BP and the U.S. government portrayed in public a united front as a runaway well spewed oil into the Gulf of Mexico in 2010. But they privately sought to withhold potentially critical information from each other, possibly slowing efforts to solve the crisis.
“I didn’t feel a partnership, you know, ‘Let’s figure out how we’re going to solve the flow rate problem. Let’s sit down and put the best minds from BP and the best minds of government and work this out,’?” said Marcia McNutt, head of the U.S. Geological Survey, who headed a government team tasked with determining how much oil was spilling from BP’s Macondo well. “There was this tenseness. It was almost kind of a chill in the room when flow rate issues came up.”

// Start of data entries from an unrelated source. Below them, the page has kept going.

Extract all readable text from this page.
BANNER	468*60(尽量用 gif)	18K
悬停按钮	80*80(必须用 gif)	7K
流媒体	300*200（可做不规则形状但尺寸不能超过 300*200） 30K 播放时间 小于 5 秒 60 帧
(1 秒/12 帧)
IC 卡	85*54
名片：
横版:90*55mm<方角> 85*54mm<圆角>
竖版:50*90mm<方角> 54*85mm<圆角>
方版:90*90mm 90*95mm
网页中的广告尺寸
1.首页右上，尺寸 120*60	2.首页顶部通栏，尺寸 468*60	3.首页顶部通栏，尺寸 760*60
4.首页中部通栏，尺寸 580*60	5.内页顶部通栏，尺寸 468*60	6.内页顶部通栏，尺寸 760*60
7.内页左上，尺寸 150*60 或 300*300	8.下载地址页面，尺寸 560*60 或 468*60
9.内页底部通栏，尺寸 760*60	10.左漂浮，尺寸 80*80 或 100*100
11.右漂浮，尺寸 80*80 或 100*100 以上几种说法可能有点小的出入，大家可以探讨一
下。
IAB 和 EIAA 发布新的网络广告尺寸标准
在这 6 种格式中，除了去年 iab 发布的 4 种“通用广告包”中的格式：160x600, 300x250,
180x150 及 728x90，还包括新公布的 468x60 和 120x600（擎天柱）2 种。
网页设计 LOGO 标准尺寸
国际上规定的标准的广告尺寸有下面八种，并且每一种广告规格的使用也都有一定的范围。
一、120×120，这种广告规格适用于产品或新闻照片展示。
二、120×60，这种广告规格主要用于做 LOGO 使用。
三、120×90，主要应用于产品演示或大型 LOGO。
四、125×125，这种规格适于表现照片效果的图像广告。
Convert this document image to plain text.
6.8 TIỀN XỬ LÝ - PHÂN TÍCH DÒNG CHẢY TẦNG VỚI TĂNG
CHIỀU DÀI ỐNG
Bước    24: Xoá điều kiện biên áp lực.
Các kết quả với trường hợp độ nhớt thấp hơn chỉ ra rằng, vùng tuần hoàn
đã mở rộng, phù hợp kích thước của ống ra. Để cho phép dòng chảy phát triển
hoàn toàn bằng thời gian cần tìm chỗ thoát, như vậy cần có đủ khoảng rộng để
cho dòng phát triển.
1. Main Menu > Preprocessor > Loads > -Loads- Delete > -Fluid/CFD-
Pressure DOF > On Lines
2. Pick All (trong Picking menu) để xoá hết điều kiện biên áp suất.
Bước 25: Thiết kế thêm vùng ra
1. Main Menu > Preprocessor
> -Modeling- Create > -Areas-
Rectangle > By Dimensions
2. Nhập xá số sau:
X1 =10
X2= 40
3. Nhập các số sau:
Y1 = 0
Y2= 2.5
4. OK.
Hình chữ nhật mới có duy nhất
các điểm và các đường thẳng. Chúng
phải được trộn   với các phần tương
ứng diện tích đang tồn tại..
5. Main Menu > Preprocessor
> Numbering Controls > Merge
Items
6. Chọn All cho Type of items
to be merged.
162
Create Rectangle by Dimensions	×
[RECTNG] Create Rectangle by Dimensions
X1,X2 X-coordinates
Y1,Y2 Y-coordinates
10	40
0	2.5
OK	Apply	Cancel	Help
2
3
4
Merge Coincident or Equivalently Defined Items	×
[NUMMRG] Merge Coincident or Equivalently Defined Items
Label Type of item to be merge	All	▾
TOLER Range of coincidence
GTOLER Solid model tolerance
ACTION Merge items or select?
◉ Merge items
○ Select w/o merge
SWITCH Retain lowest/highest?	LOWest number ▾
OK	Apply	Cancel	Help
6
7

Knowing how fast the oil was flowing was a key to evaluating possible ways to stop it. The transcript shows the tight-fitting capping stack that ultimately closed the well was available long before BP used it, but the company first went through a series of other fixes that failed.
In a May 19, 2010, email, McNutt’s predecessor in leading the government’s flow rate technical group, David Moore, suggested to other government officials that information flow only one way. “The only role of BP in the exercise is in providing access to data,” he wrote.
Law professor LeCesne said BP’s culpability could be mitigated if “the information the government was withholding in some way affected BP’s ability to respond on its part.”